As of Sunday night, the model predicts that there is a 56.3 percent chance that Democrats will maintain control of the Senate.

Lieberman said he became involved in political forecasting in 2012, his senior year of high school.

“The model itself is pretty new,” Lieberman said. “It really started out as a proof of concept thing, to show that if we had these two poll numbers, we could say with a certain level of confidence that a person was going to win an election.”

He said he has refined the model over time, adding more races in more states.

“There are forecasts for Election Day, and if the election were today, what I’m trying to do most is to explain the logic behind it and the methodology,” he said.

Lieberman has joined a throng of political analysts nationwide trying to predict Election Day results. Public Policy Polling and American Insights are two firms in Raleigh that try to figure out what voters think on a national scale.

“Each poll is a snapshot in time and uses slightly or vastly different methodologies to get its measurement of the population,” said Pearce Godwin, director of American Insights. “A look across the average of all polls on a given topic is more reliable than any one.”

“What polling does is tell us what average people really think, rather than just having D.C. and New York pundits tell us what people think when they’re generally totally out of touch with regular people,” said Tom Jensen, director of Public Policy Polling.

“Without polling, people who live in the political bubble would just think everyone cares about the same things they do when that is generally far from the case.”

Godwin said his firm doesn’t have a political goal.

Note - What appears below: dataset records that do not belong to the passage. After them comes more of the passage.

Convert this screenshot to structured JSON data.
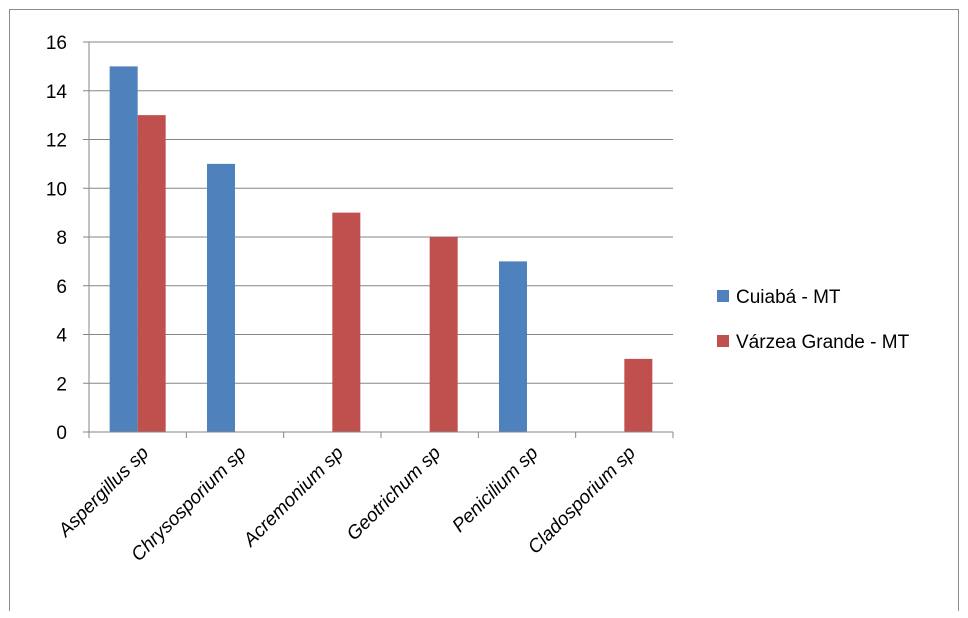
{
  "chart_data": {
    "type": "bar",
    "categories": [
      "Aspergillus sp",
      "Chrysosporium sp",
      "Acremonium sp",
      "Geotrichum sp",
      "Penicilium sp",
      "Cladosporium sp"
    ],
    "series": [
      {
        "name": "Cuiabá - MT",
        "color": "#4F81BD",
        "values": [
          15,
          11,
          0,
          0,
          7,
          0
        ]
      },
      {
        "name": "Várzea Grande - MT",
        "color": "#C0504D",
        "values": [
          13,
          0,
          9,
          8,
          0,
          3
        ]
      }
    ],
    "title": "",
    "xlabel": "",
    "ylabel": "",
    "ylim": [
      0,
      16
    ],
    "yticks": [
      0,
      2,
      4,
      6,
      8,
      10,
      12,
      14,
      16
    ],
    "grid": true,
    "legend_position": "right",
    "category_label_style": "italic, rotated"
  }
}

“Our sole mission is to accurately and objectively discover and reveal the opinions and motivations of Americans through polling,” Godwin said. “Given our passions for this state as natives, we have a particular interest in gaining insights into the sentiments of North Carolinians.”

Lieberman said his model uses pollsters from across the nation. When he inputs poll results, he accounts for the polling firm’s past accuracy, the amount of time that’s passed since the poll was released and its margin of error.

“It comes down to knowing the pollsters and how they function, which then combines with basic statistics to work,” he said.

“I think the great thing with political forecasting is that all you have to do is understand the basic mathematical concepts, and then as a country we can all talk about politics in a much smarter way.”